HUMAN Rights Party leader Kem Sokha is set to appear at Phnom Penh Municipal Court today for questioning in connection with a complaint filed in 2006 alleging breach of trust and the use of false documents during his tenure as president of the Cambodian Centre for Human Rights.
The opposition parliamentarian expressed puzzlement at the court’s sudden interest in a case that had lain dormant for years.
“I am not afraid because I have not done anything wrong,” Kem Sokha said yesterday. “It is strange that they filed a complaint [in 2006] and there has been no action taken since”.

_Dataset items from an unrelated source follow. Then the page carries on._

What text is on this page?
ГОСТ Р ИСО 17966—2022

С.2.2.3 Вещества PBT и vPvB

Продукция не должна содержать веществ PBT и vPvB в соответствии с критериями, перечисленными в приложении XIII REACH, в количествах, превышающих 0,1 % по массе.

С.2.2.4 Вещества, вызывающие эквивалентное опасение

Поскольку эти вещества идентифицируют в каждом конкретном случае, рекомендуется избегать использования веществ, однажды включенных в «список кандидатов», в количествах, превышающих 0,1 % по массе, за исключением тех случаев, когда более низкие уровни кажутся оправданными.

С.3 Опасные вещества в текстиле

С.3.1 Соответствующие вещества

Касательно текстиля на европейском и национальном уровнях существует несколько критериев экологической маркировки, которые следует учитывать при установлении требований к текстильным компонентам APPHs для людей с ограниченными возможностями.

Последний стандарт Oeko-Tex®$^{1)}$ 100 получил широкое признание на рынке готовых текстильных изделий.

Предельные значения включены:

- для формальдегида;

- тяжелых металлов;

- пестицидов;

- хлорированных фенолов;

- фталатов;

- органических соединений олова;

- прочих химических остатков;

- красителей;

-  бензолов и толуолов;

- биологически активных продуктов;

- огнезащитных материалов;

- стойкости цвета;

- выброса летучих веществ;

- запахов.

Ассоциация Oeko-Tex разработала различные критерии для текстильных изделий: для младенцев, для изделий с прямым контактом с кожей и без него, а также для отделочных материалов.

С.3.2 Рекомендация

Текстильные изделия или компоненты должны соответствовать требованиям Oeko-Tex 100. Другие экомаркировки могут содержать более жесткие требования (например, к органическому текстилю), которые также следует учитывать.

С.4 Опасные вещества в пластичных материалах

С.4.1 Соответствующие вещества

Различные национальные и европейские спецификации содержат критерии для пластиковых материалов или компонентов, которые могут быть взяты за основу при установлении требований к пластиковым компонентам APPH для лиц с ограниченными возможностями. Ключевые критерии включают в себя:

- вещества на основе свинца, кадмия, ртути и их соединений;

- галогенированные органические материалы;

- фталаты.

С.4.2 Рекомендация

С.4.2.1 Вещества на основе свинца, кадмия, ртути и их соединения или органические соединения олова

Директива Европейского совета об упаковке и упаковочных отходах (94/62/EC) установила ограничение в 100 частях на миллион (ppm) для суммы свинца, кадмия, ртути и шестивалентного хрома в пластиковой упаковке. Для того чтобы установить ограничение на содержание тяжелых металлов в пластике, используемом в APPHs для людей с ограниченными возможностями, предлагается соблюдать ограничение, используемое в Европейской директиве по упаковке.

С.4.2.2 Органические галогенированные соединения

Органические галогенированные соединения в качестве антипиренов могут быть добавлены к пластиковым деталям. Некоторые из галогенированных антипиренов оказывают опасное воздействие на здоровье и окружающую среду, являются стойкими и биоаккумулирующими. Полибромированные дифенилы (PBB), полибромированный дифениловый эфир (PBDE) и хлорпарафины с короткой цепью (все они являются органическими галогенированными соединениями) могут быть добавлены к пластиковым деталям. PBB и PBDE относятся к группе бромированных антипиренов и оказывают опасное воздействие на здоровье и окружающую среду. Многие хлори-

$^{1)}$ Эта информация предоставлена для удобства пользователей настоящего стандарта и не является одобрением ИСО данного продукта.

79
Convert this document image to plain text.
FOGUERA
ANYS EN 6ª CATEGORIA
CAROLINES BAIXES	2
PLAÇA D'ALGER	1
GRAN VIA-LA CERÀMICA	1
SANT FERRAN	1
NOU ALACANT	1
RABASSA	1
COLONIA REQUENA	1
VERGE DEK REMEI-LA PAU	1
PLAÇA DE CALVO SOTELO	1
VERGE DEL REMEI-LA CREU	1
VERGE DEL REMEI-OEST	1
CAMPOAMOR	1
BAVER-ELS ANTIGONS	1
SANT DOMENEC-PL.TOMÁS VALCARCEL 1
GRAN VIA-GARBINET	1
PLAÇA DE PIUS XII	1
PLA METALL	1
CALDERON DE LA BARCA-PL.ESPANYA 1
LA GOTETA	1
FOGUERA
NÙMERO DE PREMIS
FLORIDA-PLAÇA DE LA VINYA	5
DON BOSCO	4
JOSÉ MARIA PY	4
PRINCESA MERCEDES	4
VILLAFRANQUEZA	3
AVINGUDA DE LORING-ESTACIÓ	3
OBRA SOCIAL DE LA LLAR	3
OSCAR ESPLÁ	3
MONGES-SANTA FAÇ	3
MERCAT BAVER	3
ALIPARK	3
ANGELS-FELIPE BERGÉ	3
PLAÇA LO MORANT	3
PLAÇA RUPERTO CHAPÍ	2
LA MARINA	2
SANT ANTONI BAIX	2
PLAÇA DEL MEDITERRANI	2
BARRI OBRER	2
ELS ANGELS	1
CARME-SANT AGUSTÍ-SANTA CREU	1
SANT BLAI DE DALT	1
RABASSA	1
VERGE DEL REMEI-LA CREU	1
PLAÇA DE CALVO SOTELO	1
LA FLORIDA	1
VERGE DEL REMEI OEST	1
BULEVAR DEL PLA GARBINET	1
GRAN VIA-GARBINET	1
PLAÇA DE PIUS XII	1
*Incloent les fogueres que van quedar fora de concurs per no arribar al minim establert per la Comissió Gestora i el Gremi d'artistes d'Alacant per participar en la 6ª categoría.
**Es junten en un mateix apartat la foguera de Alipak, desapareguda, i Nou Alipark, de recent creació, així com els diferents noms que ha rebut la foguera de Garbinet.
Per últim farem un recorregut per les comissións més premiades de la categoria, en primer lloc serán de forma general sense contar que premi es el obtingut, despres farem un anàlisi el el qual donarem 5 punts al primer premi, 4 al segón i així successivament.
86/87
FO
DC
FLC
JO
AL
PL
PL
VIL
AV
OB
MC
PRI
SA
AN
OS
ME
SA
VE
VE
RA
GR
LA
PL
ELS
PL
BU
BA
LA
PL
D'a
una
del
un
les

The court originally summoned Kem Sokha for questioning on September 30, the same day it had received a fresh complaint from plaintiff Chhim Phalvorn, but the HRP president was travelling in the United States and unable to attend.
“The court has never been working so quickly like this,” Kem Sokha said. “If the court worked quickly like this, there would not be much work remaining.”
Chhim Phalvorn, the plaintiff and a former deputy president of CCHR, cited the need for a detailed investigation in explaining the length of the case.
“Politicians and people find it difficult to believe that Kem Sokha is corrupt, so we need a long time to find the evidence to meet the burden,” he said.
Chhim Phalvorn, now the director of the Institute of Civil Education, has accused Kem Sokha of embezzling thousands of dollars in donor funds and creating false documents to rebut the allegations.
Municipal Court deputy prosecutors Sok Roeun could not be reached for comment yesterday. Breach of trust carries a possible jail term of one to five years.
Kem Sokha was one of several activists arrested and charged with defamation during a government crackdown in 2005; however, he was released from prison and pardoned by King Norodom Sihamoni in 2006.
In September, the Municipal Court summoned Sam Rainsy Party lawmaker Chea Poch in a six-year-old defamation case.